Diğer yandan, Biden yönetimi Türkiye’ye Suriye’ye harekat için izin verirken bu gelişmenin Erdoğan rejimiyle ilişkileri düzeltme hedefi taşıdığına dair bir hava içerisinde de değildir. Hatta tam tersine, ABD ana medyasında yer alan haberlerde “Türkiye’nin gerçek bir müttefik olup olmadığı” sorgulanmaktadır. Washington Post gazetesinin duayen yazarlarından David Ignatius Çarşamba günü yayınlanan ve Pentagon yetkilileriyle yaptığı görüşmeler çerçevesinde yazdığı “Türkiye, Suriye’de ateşle oynuyor” başlıklı analizinde, Türkiye’nin Suriye’deki harekatının ABD liderliğindeki koalisyonun IŞİD’in kalıntıları üzerindeki kırılgan kontrolünü zayıflatma tehlikesinin bulunduğunu belirtiyor ve böyle bir durum yaşanırsa, yani IŞİD’liler zincirlerinden kurtulursa bunun “makul insanlarda” Türkiye’nin “ne biçim bir müttefik” olduğu sorusuna yol açacağını kaydediyor. Fox News aynı hususu vurguladığı haberi, Türkiye’yi kastederek “Dost mu, düşman mı?” başlığıyla veriyor. ABD Senatosu Dış İlişkiler Komitesi Başkanı Bob Menendez, Türkiye’nin Suriye harekatına tepki gösteren, bunun IŞİD’e karşı mücadeleyi baltaladığını söyleyen twitinde “Bunlar bir müttefikin eylemleri değildir (olamaz)” ifadelerini kullanıyor.

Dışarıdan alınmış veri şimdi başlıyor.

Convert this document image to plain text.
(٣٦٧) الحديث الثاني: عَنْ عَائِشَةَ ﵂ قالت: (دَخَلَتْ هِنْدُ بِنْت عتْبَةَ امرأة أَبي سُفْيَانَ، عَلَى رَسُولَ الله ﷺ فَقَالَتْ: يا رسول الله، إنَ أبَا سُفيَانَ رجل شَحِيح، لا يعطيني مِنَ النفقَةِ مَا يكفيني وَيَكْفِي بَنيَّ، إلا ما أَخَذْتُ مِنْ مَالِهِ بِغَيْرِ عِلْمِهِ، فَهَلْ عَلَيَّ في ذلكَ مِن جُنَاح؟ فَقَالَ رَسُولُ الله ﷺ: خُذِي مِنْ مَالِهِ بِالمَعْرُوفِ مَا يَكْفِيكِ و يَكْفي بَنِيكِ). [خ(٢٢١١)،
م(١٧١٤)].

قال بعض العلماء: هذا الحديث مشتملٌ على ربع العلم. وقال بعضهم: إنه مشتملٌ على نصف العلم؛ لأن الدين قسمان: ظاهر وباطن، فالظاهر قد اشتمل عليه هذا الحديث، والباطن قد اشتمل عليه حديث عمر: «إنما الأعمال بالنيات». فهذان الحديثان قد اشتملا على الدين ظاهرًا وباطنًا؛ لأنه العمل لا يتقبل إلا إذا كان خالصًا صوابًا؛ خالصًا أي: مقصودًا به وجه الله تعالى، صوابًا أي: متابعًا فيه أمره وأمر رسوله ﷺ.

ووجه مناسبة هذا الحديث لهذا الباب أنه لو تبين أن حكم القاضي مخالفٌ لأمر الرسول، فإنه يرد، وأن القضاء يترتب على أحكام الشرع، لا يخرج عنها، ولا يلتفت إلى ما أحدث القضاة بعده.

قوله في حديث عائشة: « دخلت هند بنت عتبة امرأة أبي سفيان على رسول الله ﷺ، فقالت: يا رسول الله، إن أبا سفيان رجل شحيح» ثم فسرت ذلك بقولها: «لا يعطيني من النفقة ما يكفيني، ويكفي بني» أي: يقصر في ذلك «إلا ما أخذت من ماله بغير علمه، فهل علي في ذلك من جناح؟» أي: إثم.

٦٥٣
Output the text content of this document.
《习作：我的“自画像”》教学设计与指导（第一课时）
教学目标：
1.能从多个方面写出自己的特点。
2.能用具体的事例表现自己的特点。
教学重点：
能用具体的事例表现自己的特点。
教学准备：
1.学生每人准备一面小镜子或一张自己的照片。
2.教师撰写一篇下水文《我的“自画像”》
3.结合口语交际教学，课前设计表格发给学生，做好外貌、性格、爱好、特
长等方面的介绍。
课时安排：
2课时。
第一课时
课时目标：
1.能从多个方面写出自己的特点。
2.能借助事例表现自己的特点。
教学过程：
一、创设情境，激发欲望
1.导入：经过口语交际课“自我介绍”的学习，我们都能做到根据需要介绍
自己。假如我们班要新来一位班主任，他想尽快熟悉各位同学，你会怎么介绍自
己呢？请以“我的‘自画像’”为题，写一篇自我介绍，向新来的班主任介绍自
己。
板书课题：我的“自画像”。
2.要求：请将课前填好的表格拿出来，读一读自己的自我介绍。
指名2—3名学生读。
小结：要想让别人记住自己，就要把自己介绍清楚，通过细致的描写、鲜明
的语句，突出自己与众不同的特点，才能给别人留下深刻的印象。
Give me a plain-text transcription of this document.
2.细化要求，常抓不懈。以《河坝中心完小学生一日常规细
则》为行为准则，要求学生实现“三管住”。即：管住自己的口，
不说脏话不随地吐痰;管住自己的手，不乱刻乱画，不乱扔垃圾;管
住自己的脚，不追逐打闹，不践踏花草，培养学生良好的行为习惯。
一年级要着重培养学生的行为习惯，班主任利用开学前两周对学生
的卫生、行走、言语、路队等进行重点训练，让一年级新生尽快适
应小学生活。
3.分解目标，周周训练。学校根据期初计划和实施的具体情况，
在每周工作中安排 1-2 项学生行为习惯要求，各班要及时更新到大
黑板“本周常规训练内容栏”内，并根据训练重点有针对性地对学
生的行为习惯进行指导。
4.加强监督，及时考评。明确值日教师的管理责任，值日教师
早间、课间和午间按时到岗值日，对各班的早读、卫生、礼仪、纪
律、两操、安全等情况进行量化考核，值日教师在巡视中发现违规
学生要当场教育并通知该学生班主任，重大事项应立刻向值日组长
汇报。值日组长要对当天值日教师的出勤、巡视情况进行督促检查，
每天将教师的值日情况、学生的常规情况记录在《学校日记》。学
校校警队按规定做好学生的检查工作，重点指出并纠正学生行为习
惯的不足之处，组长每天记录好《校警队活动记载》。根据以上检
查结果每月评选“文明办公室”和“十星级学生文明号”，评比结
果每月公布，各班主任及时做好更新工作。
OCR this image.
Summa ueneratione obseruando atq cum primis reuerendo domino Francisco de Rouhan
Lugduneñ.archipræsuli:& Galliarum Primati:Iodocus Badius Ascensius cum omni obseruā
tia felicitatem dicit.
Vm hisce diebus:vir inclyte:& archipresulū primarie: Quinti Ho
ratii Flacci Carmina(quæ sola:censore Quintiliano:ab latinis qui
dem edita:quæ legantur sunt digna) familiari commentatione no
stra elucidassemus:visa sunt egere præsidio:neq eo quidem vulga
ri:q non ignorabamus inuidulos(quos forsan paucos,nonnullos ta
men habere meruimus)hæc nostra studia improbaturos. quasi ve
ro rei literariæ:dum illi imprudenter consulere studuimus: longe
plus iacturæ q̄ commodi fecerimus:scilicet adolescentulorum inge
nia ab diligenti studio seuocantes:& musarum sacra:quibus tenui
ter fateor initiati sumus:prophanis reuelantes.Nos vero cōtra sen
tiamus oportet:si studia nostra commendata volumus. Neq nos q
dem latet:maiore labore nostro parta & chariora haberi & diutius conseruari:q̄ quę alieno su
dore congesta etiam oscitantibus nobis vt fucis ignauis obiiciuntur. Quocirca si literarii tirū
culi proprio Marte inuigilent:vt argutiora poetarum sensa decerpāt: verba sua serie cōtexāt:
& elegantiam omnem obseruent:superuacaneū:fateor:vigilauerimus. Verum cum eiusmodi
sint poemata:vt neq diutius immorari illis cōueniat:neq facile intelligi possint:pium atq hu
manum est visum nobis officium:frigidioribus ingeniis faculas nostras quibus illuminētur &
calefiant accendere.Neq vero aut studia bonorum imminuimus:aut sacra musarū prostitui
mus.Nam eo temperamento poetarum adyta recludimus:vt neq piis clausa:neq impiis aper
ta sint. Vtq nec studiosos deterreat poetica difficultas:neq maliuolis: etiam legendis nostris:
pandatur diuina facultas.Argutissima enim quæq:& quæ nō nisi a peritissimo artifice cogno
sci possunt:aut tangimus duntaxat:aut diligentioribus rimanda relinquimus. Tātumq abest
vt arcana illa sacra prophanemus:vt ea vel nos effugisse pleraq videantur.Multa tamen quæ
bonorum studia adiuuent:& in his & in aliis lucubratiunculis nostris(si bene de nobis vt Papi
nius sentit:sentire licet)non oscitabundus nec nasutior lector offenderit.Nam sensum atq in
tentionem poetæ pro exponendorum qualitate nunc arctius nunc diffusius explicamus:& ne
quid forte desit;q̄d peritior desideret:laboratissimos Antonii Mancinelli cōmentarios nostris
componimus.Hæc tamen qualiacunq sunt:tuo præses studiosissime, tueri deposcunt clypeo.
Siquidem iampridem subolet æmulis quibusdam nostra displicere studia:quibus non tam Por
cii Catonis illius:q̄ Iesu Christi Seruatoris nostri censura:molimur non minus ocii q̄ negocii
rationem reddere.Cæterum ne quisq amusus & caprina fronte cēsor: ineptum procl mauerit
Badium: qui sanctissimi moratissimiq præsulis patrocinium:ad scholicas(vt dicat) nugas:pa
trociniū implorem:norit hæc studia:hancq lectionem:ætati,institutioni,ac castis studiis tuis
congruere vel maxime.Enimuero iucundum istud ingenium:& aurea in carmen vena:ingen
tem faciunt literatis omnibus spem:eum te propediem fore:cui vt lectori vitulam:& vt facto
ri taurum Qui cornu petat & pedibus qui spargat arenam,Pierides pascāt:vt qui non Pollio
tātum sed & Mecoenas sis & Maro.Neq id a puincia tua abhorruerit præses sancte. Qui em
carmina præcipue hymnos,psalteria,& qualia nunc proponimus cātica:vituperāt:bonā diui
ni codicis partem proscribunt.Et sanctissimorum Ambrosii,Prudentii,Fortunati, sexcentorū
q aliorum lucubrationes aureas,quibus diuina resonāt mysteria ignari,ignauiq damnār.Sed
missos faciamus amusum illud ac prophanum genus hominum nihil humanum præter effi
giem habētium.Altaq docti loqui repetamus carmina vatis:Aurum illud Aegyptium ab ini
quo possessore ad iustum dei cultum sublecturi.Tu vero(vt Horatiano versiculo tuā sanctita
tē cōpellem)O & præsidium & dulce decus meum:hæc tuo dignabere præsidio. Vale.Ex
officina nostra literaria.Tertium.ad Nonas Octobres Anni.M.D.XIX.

Türkiye’den bir müttefik olarak bahsedilirken kastedilen iki ülkenin de NATO üyesi olmasıdır. Görüldüğü üzere, Erdoğan’ın talimatıyla başlatılan hava harekatı ABD cenahında Türkiye’nin NATO üyesi olmayı hak edip etmediği tartışmalarını alevlendirmiş gözükmektedir. Pentagon yazılı açıklamasında Türkiye’nin hava saldırılarının kuzey Suriye’de IŞİD’le mücadele kapsamında bulunan ABD’li personelin güvenliğini tehlikeye attığını vurgulamakta, yani Türkiye’nin hava saldırıları sırasında ABD’li askerlerin yaralanması veya ölmesi riskinin bulunduğunu söylemektedir.
Tüm bunlar bizi ABD’nin Türkiye’nin askeri harekatına izin verirken Ankara’ya şu mesajları verdiği sonucuna götürmektedir: “Suriye’deki askeri harekatınız sırasında orada görevli ABD’li personelinden herhangi biri yaralanır veya ölürse bunun sizin için ciddi sonuçları olur. İkinci olarak, bu harekat sonucunda IŞİD’liler serbest kalırsa bunun birinci sorumlusu siz olacaksınız. IŞİD gibi tehlikeli bir terörist örgütün yeniden faal hale geçmesine yol açmanın Türkiye için uluslararası platformlarda ağır neticeleri olacaktır. Bu durum pek muhtemelen sizin NATO üyeliğinizin sorgulanmasına sebebiyet verecektir.”
İsveç ve Finlandiya gibi ekonomik gelişmişlik, hukukun üstünlüğü, insan hakları ve demokrasi gibi pek çok farklı kriter bakımından kendisinden daha iyi durumdaki ülkelerin NATO üyeliğini, Rusya’yla ne yöne evrileceği belli olmayan ciddi bir kapışma sürerken sürüncemede bırakması nedeniyle Batılı ülkelerde Türkiye’ye yönelik kızgınlık zaten artmışken şimdi Ankara bir de IŞİD belasının yeniden canlanmasından doğrudan sorumlu görülecektir.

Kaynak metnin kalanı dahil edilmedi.